It is a system in which political parties have become too entrenched and too much a part of the institutional framework. In brief, they have become too powerful. The freedom to form and to join political parties and to use them as vehicles for aggregating, articulating and pursuing competing interests is unquestionably a major element of representative democracy. But in any list of what is dysfunctional in American democracy today, the most prominent entries would involve competition between, identification with and loyalty toward the major political parties.

Edwards reminds us of the Founding Fathers' antipathy toward parties and factions. He attributes the start of the growth of all-powerful parties to the introduction of closed primaries (and closed conventions) as means for choosing candidates. As Fareed Zakaria points out in a piece that also endorses Edwards's ideas, the evolution of American parties from their former more diverse, big-tent character to more ideologically pure entities—making them more like European parties—is what some political scientists hoped would happen. But the result is “abysmal,” says Zakaria, because unlike the parliamentary systems in which many of those European parties compete and enact their agendas before being judged again by the voters, the American system involves overlapping authorities of different institutions where nothing can get done unless the parties cooperate.

I believe there is another relevant difference from most of the European political systems that helps to explain not only the partisan impasses in the United States but also the bitterness and incivility that often goes with them. In countries with more deeply rooted class consciousness than America, even ideological purity does not keep partisans from accepting those in different parties with different viewpoints as legitimate parts of the political order, who are doing an able job of representing different interests. A person on the right looks at a political opponent on the left and does not see someone who is necessarily misguided or wrong, let alone evil, but rather as someone who is simply representing a different segment of society and a different set of interests. In America, where the sense of class and segmented society is weaker, opponents in the other party are more often seen as misguided and wrong, and maybe even evil. As the columnist Paul Krugman has repeatedly observed, this outlook is especially to be found today within the Republican Party, some members of which regard Barack Obama's presence in the White House as somehow not entirely legitimate or entirely American. And that outlook leads to giving higher priority to the fortunes of the party than to the broader national interest.

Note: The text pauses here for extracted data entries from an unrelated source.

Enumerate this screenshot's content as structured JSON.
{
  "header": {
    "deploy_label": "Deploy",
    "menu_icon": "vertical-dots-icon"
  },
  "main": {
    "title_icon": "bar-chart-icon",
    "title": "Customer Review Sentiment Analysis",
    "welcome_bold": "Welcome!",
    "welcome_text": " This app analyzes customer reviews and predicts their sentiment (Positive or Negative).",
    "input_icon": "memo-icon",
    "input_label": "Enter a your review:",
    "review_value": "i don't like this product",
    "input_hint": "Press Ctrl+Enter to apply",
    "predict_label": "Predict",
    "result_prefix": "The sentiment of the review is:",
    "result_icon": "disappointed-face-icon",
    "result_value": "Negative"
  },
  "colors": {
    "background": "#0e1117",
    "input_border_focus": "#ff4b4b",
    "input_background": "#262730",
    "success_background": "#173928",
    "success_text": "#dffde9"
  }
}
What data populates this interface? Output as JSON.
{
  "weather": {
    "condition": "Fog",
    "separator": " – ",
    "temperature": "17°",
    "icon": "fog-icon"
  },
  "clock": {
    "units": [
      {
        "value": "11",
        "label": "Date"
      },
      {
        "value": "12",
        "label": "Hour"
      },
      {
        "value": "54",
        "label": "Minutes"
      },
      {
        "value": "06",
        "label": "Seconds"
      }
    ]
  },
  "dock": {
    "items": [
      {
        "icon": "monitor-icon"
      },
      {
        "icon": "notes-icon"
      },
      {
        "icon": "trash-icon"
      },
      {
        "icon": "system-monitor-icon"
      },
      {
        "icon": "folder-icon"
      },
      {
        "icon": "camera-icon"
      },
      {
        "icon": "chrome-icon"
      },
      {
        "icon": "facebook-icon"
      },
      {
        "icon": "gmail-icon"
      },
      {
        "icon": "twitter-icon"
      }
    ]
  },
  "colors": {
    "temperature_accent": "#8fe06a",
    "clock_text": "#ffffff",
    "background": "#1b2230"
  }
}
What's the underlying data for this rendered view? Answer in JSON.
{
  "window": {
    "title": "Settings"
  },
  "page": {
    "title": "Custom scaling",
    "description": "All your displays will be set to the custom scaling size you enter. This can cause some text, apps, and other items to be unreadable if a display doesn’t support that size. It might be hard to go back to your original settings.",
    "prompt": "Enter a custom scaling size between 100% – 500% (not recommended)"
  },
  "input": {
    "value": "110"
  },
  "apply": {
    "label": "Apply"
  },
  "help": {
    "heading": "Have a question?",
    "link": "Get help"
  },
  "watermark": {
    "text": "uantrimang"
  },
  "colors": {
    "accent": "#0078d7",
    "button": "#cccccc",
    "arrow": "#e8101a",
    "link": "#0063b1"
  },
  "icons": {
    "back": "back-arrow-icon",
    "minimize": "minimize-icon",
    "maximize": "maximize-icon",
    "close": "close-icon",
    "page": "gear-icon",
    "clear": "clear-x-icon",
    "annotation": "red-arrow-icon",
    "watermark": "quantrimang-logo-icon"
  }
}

Edwards's two biggest recommendations are to take the selection of general election candidates out of the hands of party members alone (such as through primaries that select the two top vote-getters without regard to party affiliation), and to attack gerrymandering by having nonpartisan commissions draw Congressional district boundaries. He also has some lesser recommendations involving procedures within Congress. The destructive partisan attitudes that are so much in evidence today are too deeply rooted to be eliminated quickly through procedural reforms, but implementation of Edwards's ideas would go a long way toward making the American political system more effective.